Haase brachte dieser Vorwurf wiederum dazu, auf dem juristischen Weg tätig zu werden. „Diese Äußerung erfüllt alternativ oder kumulativ die Straftatbestände der Beleidigung, üblen Nachrede und Verleumdung“, meint Haase. Noch am späten Samstagabend stellte er deswegen Strafanzeige, berichtete zuerst die Uelzener Allgemeine Zeitung. „Ich habe die Strafanzeige als Privatperson gestellt“, sagt Haase.

In der Freizeit Schiedsrichterbeobachter

Haase ist nicht nur Sprecher des Verfassungsschutzes, sondern auch Fußballschiedsrichter. Er pfiff lange Zeit für den SV Holdenstedt (Kreis Uelzen).

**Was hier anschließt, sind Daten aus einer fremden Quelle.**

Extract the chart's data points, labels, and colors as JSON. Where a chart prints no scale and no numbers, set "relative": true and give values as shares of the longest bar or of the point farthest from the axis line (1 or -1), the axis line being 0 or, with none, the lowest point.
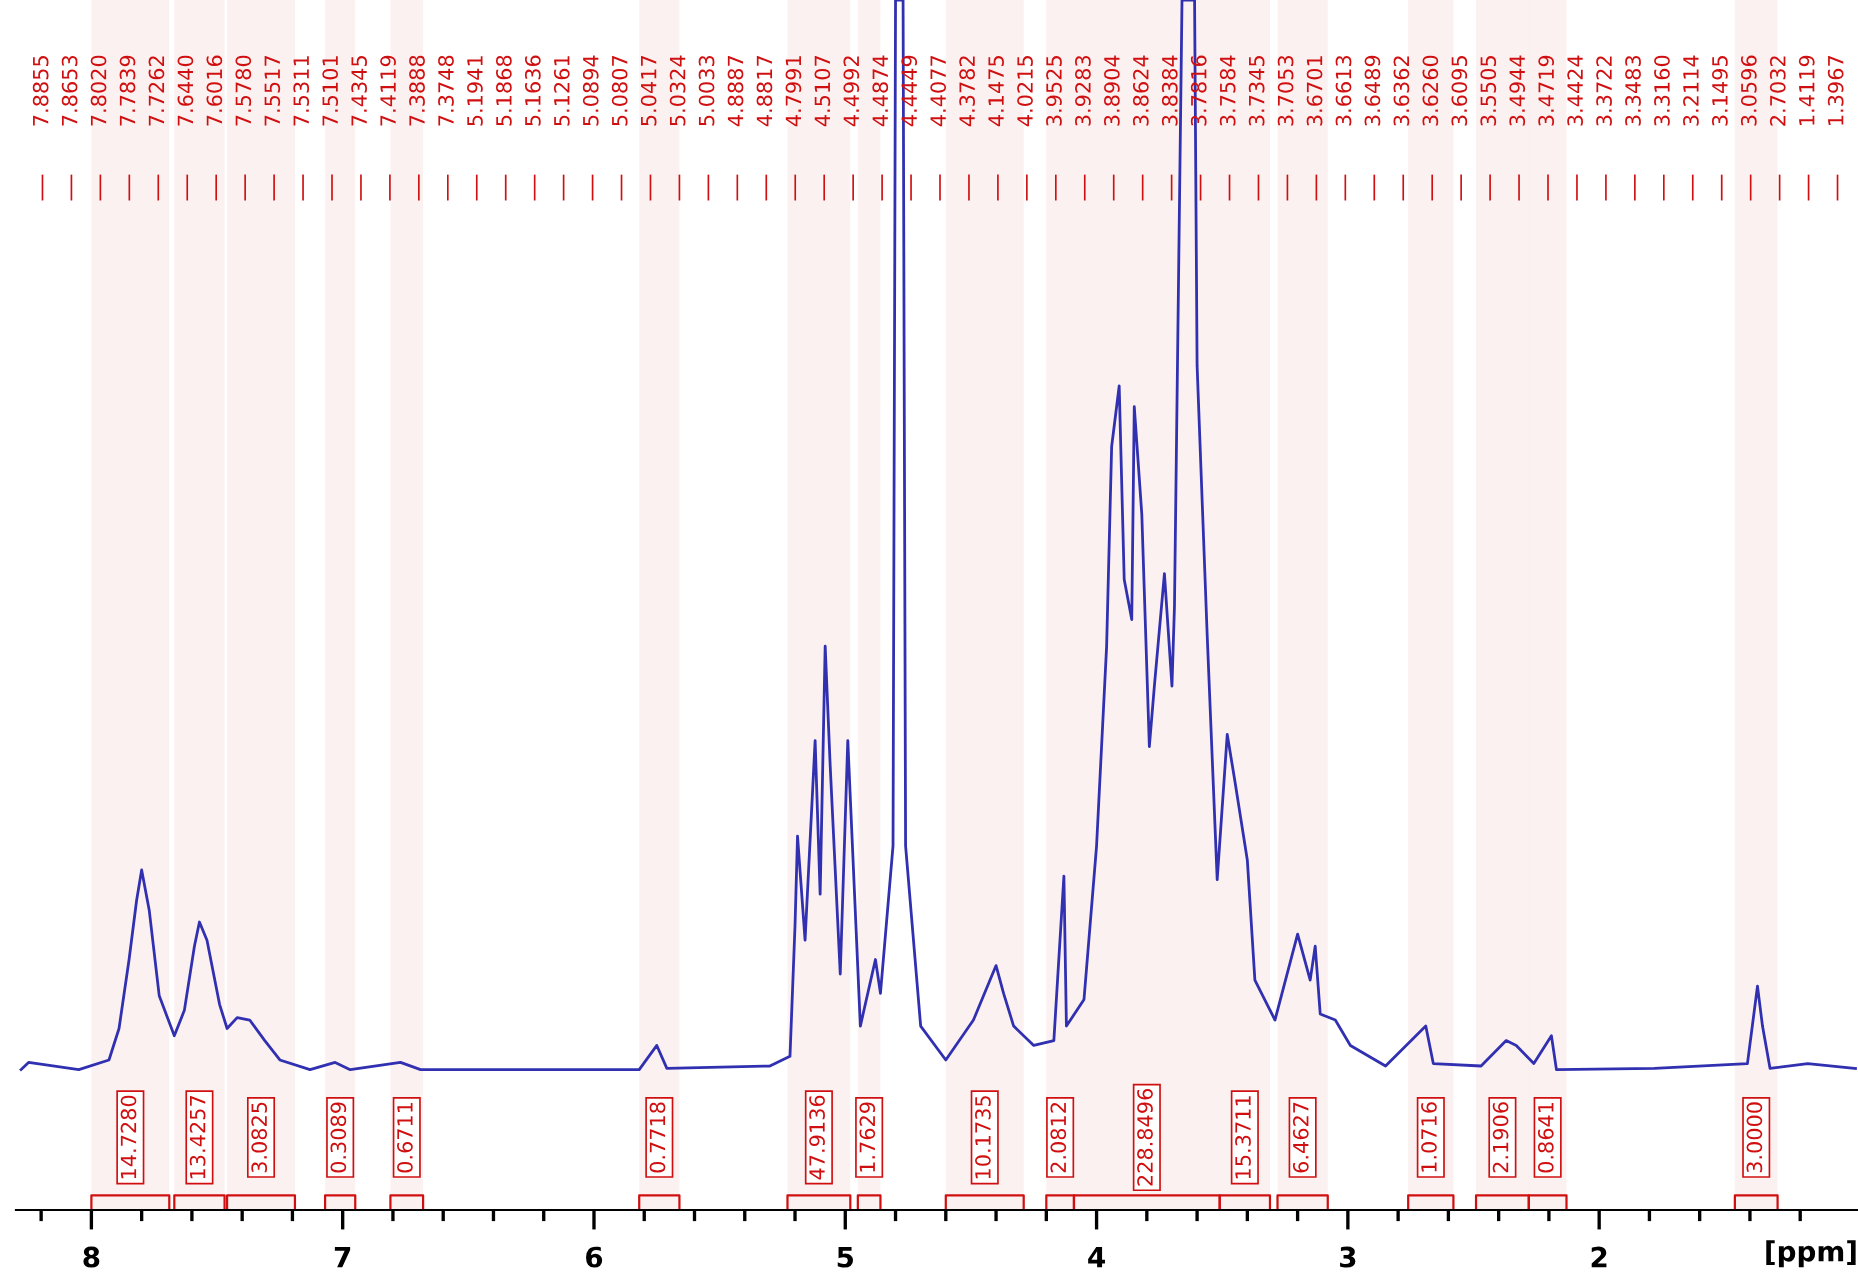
{
  "chart_data": {
    "type": "line",
    "relative": true,
    "xlabel": "[ppm]",
    "xlim": [
      8.3,
      0.97
    ],
    "xticks": [
      {
        "value": 8.2,
        "label": null
      },
      8,
      {
        "value": 7.8,
        "label": null
      },
      {
        "value": 7.6,
        "label": null
      },
      {
        "value": 7.4,
        "label": null
      },
      {
        "value": 7.2,
        "label": null
      },
      7,
      {
        "value": 6.8,
        "label": null
      },
      {
        "value": 6.6,
        "label": null
      },
      {
        "value": 6.4,
        "label": null
      },
      {
        "value": 6.2,
        "label": null
      },
      6,
      {
        "value": 5.8,
        "label": null
      },
      {
        "value": 5.6,
        "label": null
      },
      {
        "value": 5.4,
        "label": null
      },
      {
        "value": 5.2,
        "label": null
      },
      5,
      {
        "value": 4.8,
        "label": null
      },
      {
        "value": 4.6,
        "label": null
      },
      {
        "value": 4.4,
        "label": null
      },
      {
        "value": 4.2,
        "label": null
      },
      4,
      {
        "value": 3.8,
        "label": null
      },
      {
        "value": 3.6,
        "label": null
      },
      {
        "value": 3.4,
        "label": null
      },
      {
        "value": 3.2,
        "label": null
      },
      3,
      {
        "value": 2.8,
        "label": null
      },
      {
        "value": 2.6,
        "label": null
      },
      {
        "value": 2.4,
        "label": null
      },
      {
        "value": 2.2,
        "label": null
      },
      2,
      {
        "value": 1.8,
        "label": null
      },
      {
        "value": 1.6,
        "label": null
      },
      {
        "value": 1.4,
        "label": null
      },
      {
        "value": 1.2,
        "label": null
      }
    ],
    "series": [
      {
        "color": "#3030b0",
        "x": [
          8.28,
          8.25,
          8.05,
          7.93,
          7.89,
          7.85,
          7.82,
          7.8,
          7.77,
          7.73,
          7.67,
          7.63,
          7.59,
          7.57,
          7.54,
          7.49,
          7.46,
          7.42,
          7.37,
          7.31,
          7.25,
          7.13,
          7.03,
          6.97,
          6.77,
          6.69,
          5.82,
          5.75,
          5.71,
          5.3,
          5.22,
          5.2,
          5.19,
          5.16,
          5.12,
          5.1,
          5.08,
          5.06,
          5.02,
          4.99,
          4.94,
          4.88,
          4.86,
          4.81,
          4.8,
          4.77,
          4.76,
          4.7,
          4.6,
          4.49,
          4.4,
          4.37,
          4.33,
          4.25,
          4.17,
          4.13,
          4.12,
          4.05,
          4.0,
          3.96,
          3.94,
          3.91,
          3.89,
          3.86,
          3.85,
          3.82,
          3.79,
          3.77,
          3.73,
          3.7,
          3.69,
          3.66,
          3.61,
          3.6,
          3.56,
          3.52,
          3.48,
          3.45,
          3.4,
          3.37,
          3.29,
          3.2,
          3.15,
          3.13,
          3.11,
          3.05,
          2.99,
          2.85,
          2.69,
          2.66,
          2.47,
          2.37,
          2.33,
          2.26,
          2.19,
          2.17,
          1.78,
          1.41,
          1.37,
          1.35,
          1.32,
          1.17,
          0.98
        ],
        "values": [
          0.116,
          0.122,
          0.116,
          0.124,
          0.15,
          0.207,
          0.256,
          0.281,
          0.248,
          0.177,
          0.144,
          0.165,
          0.218,
          0.238,
          0.223,
          0.17,
          0.15,
          0.159,
          0.157,
          0.14,
          0.124,
          0.116,
          0.122,
          0.116,
          0.122,
          0.116,
          0.116,
          0.136,
          0.117,
          0.119,
          0.127,
          0.235,
          0.309,
          0.223,
          0.388,
          0.261,
          0.466,
          0.367,
          0.195,
          0.388,
          0.152,
          0.207,
          0.179,
          0.301,
          1.0,
          1.0,
          0.301,
          0.152,
          0.124,
          0.157,
          0.202,
          0.179,
          0.152,
          0.136,
          0.14,
          0.276,
          0.152,
          0.174,
          0.301,
          0.466,
          0.631,
          0.681,
          0.521,
          0.488,
          0.664,
          0.575,
          0.383,
          0.433,
          0.526,
          0.433,
          0.499,
          1.0,
          1.0,
          0.698,
          0.476,
          0.273,
          0.393,
          0.355,
          0.289,
          0.19,
          0.157,
          0.228,
          0.19,
          0.218,
          0.162,
          0.157,
          0.136,
          0.119,
          0.152,
          0.121,
          0.119,
          0.14,
          0.136,
          0.121,
          0.144,
          0.116,
          0.117,
          0.121,
          0.185,
          0.152,
          0.117,
          0.121,
          0.117
        ]
      }
    ],
    "bands": [
      {
        "axis": "x",
        "from": 8.0,
        "to": 7.69,
        "label": "14.7280",
        "color": "#d01010"
      },
      {
        "axis": "x",
        "from": 7.67,
        "to": 7.47,
        "label": "13.4257",
        "color": "#d01010"
      },
      {
        "axis": "x",
        "from": 7.46,
        "to": 7.19,
        "label": "3.0825",
        "color": "#d01010"
      },
      {
        "axis": "x",
        "from": 7.07,
        "to": 6.95,
        "label": "0.3089",
        "color": "#d01010"
      },
      {
        "axis": "x",
        "from": 6.81,
        "to": 6.68,
        "label": "0.6711",
        "color": "#d01010"
      },
      {
        "axis": "x",
        "from": 5.82,
        "to": 5.66,
        "label": "0.7718",
        "color": "#d01010"
      },
      {
        "axis": "x",
        "from": 5.23,
        "to": 4.98,
        "label": "47.9136",
        "color": "#d01010"
      },
      {
        "axis": "x",
        "from": 4.95,
        "to": 4.86,
        "label": "1.7629",
        "color": "#d01010"
      },
      {
        "axis": "x",
        "from": 4.6,
        "to": 4.29,
        "label": "10.1735",
        "color": "#d01010"
      },
      {
        "axis": "x",
        "from": 4.2,
        "to": 4.09,
        "label": "2.0812",
        "color": "#d01010"
      },
      {
        "axis": "x",
        "from": 4.09,
        "to": 3.51,
        "label": "228.8496",
        "color": "#d01010"
      },
      {
        "axis": "x",
        "from": 3.51,
        "to": 3.31,
        "label": "15.3711",
        "color": "#d01010"
      },
      {
        "axis": "x",
        "from": 3.28,
        "to": 3.08,
        "label": "6.4627",
        "color": "#d01010"
      },
      {
        "axis": "x",
        "from": 2.76,
        "to": 2.58,
        "label": "1.0716",
        "color": "#d01010"
      },
      {
        "axis": "x",
        "from": 2.49,
        "to": 2.28,
        "label": "2.1906",
        "color": "#d01010"
      },
      {
        "axis": "x",
        "from": 2.28,
        "to": 2.13,
        "label": "0.8641",
        "color": "#d01010"
      },
      {
        "axis": "x",
        "from": 1.46,
        "to": 1.29,
        "label": "3.0000",
        "color": "#d01010"
      }
    ],
    "annotations": [
      "7.8855",
      "7.8653",
      "7.8020",
      "7.7839",
      "7.7262",
      "7.6440",
      "7.6016",
      "7.5780",
      "7.5517",
      "7.5311",
      "7.5101",
      "7.4345",
      "7.4119",
      "7.3888",
      "7.3748",
      "5.1941",
      "5.1868",
      "5.1636",
      "5.1261",
      "5.0894",
      "5.0807",
      "5.0417",
      "5.0324",
      "5.0033",
      "4.8887",
      "4.8817",
      "4.7991",
      "4.5107",
      "4.4992",
      "4.4874",
      "4.4449",
      "4.4077",
      "4.3782",
      "4.1475",
      "4.0215",
      "3.9525",
      "3.9283",
      "3.8904",
      "3.8624",
      "3.8384",
      "3.7816",
      "3.7584",
      "3.7345",
      "3.7053",
      "3.6701",
      "3.6613",
      "3.6489",
      "3.6362",
      "3.6260",
      "3.6095",
      "3.5505",
      "3.4944",
      "3.4719",
      "3.4424",
      "3.3722",
      "3.3483",
      "3.3160",
      "3.2114",
      "3.1495",
      "3.0596",
      "2.7032",
      "1.4119",
      "1.3967"
    ]
  }
}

Mittlerweile ist er in seiner Freizeit als Schiedsrichterbeobachter für den Deutschen Fußball-Bund (DFB) tätig. Auch lehrt er in Niedersachsen das Schiedsrichter-Handwerk.

„Diese Aussagen treffen alle Unparteiischen bis zur Basis auf Kreisebene, die Woche für Woche unterwegs sind und dafür sorgen, dass der Spielbetrieb aufrecht erhalten wird und es fair auf unseren Sportplätzen zugeht“, erklärt Haase.

Allerdings bleibt dabei unerwähnt, dass der 18-jährige Bellingham auf eine wichtige Vorgeschichte in Zwayers Schiedsrichterlaufbahn hingewiesen hatte – was auch kürzlich der ehemalige Schiedsrichter Manuel Gräfe tat, gegen den Haase nun ebenfalls Strafanzeige stellte: Zwayer war nämlich im Skandal um den Schiedsrichter Robert Hoyzer verwickelt, der Spiele gegen Geld manipulierte.

Beide leiteten im Gespann mehrfach Spiele, so auch 2004 zwischen dem Wuppertaler SV und der zweiten Mannschaft von Werder Bremen. Wie der DFB später bekannt gab, habe Hoyzer Zwayer Geld gegeben, „um fehlerhafte Entscheidungen zugunsten des Wuppertaler SV zu treffen“. Das Geld nahm Zwayer an, manipuliert habe er die Partie laut DFB allerdings nicht.

Von der Schill-Partei zum Verfassungsschutz

Zu dieser Zeit war Haase wiederum noch nicht Verfassungsschützer, dort ist er seit elf Jahren. Er ist gelernter Journalist, hatte zuvor aber als Pressesprecher in Hamburg gearbeitet: Von November 2003 bis September 2007 war er Sprecher der Innenbehörde und wurde dort später über Umwege auch Referatsleiter, verrät der Verfassungsschutz auf seiner Website.

Was er dort nicht in den Lebenslauf aufgenommen hat: Haases erste Station im Hamburger Politbetrieb. Bis 2003 war er Sprecher der Bürgerschaftsfraktion der Partei Rechtsstaatlicher Offensive, die vom Rechtspopulisten Ronald Schill gegründet worden war.